My wife and I had some time before our third screening so we hit up The Highball, a bowling alley, bar and karaoke venue which is next door to the Alamo, for some beers and a quick snack. We also got to check out the Fantastic Arcade on its last day. A new addition to the festival lineup as of last year, the organizers have chosen to help highlight independent game developers and setup the Highball as an arcade with small stations setup throughout with PC and Playstation games, as well as standup arcade cabinets and a whole series of arcade based contests. The event this year was open to the public and allowed everyone to check out such creatively titled games as Jesus vs. Dinosaurs, Octodad, Insanely Twisted Shadow Planet and Fract. The game stations have been packed every time I’ve been in there and the few I got a chance to play were fun and it’s nice to see what wild new game ideas are being explored by individuals and small companies.

Science fiction films seem to always be underrepresented by filmmakers. Is easier to try and create buckets of blood than a futuristic world, so when I see anything science fiction on a festival lineup I try and make time for it. Carré Blanc is a French film that explores a corporate controlled future where an ever constant announcement is played to the masses, counting down a set of numbers (the population of the world maybe?), suggesting that people create children, and touting the greatness of croquet, a sport which will make you strong and smart. Phillipe (Sami Bouajila) has grown into a company man, after being rescued from a suicide attempt in his youth, brought on by his own mother’s demise at her own hands. This society has learned to recycle itself and becoming a strong, stoic personality is favored over one for compassion, and Phillipe has modeled himself as such. Unfortunately for the movie, while it’s beautifully shot and a wonder to watch, it develops at a snails pace. It’s a decent effort by a first time writer/director Jean-Baptiste Léonetti that really isn’t my cup of tea.

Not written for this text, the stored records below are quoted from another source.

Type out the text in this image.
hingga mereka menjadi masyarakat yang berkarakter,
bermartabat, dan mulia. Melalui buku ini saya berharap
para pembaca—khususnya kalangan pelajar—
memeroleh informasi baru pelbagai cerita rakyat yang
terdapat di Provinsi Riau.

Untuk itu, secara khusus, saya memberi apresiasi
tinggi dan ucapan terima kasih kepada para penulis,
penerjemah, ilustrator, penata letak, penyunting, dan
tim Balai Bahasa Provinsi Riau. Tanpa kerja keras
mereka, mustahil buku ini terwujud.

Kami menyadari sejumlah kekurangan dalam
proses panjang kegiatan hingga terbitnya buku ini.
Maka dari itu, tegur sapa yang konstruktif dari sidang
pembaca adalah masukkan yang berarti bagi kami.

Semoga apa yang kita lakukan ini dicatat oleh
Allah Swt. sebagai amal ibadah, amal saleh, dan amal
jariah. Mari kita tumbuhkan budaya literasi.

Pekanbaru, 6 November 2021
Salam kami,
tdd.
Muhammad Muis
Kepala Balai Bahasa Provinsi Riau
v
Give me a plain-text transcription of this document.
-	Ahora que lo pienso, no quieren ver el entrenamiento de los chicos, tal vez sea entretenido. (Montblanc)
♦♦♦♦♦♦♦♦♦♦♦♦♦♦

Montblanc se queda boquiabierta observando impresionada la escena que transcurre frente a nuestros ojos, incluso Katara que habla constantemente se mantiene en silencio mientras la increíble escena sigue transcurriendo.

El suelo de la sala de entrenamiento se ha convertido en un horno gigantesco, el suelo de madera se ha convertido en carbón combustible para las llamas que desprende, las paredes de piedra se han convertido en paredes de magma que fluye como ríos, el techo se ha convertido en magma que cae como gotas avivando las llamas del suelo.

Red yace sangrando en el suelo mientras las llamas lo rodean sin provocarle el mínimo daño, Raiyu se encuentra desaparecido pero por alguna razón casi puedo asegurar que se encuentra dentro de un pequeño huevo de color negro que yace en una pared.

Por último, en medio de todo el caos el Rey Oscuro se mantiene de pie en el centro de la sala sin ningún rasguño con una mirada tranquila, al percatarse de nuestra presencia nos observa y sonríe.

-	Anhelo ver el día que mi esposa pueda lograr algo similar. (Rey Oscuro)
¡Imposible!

I ended my day with a double feature of 3D movies. One being easily my favorite 3D movie to date and the other being a case of yet another feature proving that adding a third dimension brings nothing additional to movies. It was an interesting dichotomy. Comin’ At Ya kicked off the 3D rush in the 80s when it came out in 1981. It is a western about a bank robber whose wife is kidnapped on his wedding day and his subsequent trials of her rescue and dealing hot retribution on the men involved. What’s striking about Comin’ At Ya is its over the top use of 3D. Even in the opening titles you’ll have coffee beans, guns, title cards and dozens of other things being popped out at your face. Then throughout the movie the directors took the time and awkward camera angles to make sure they were almost constantly having some new object being pushed out into the audience. Its completely gimmicky but in the most excellent way. If you’re going to use 3D, let’s make sure that you actually feel like you’re watching something exciting. Beyond that, the story is a common western theme but still fairly solid and Tony Anthony, who plays the lead has a commanding onscreen presence.

On the opposite side of the coin, Julia X is billed as a 3D horror movie, but really wastes the premise completely. Starring Kevin Sorbo of Hercules fame as a serial killer who encounters a beautiful blonde with an agenda of her own, the movie itself is filled with all sorts of plot holes. There’s also only a few scenes that attempt to glorify their use of a 3rd dimension but it never really pops and adds nothing whatsoever to the movie. Despite suffering from terrible continuity, repetitive action and some poor CG blood, I had fun with Julia X. The female leads Valerie Azlynn and Alicia Leigh Willis are having a lot of fun and are easy on the eyes and there’s a quick appearance from Joel David Moore (Avatar). It’s the kind of Friday night dreck that provides some laughs and works well as a midnight movie for a film festival.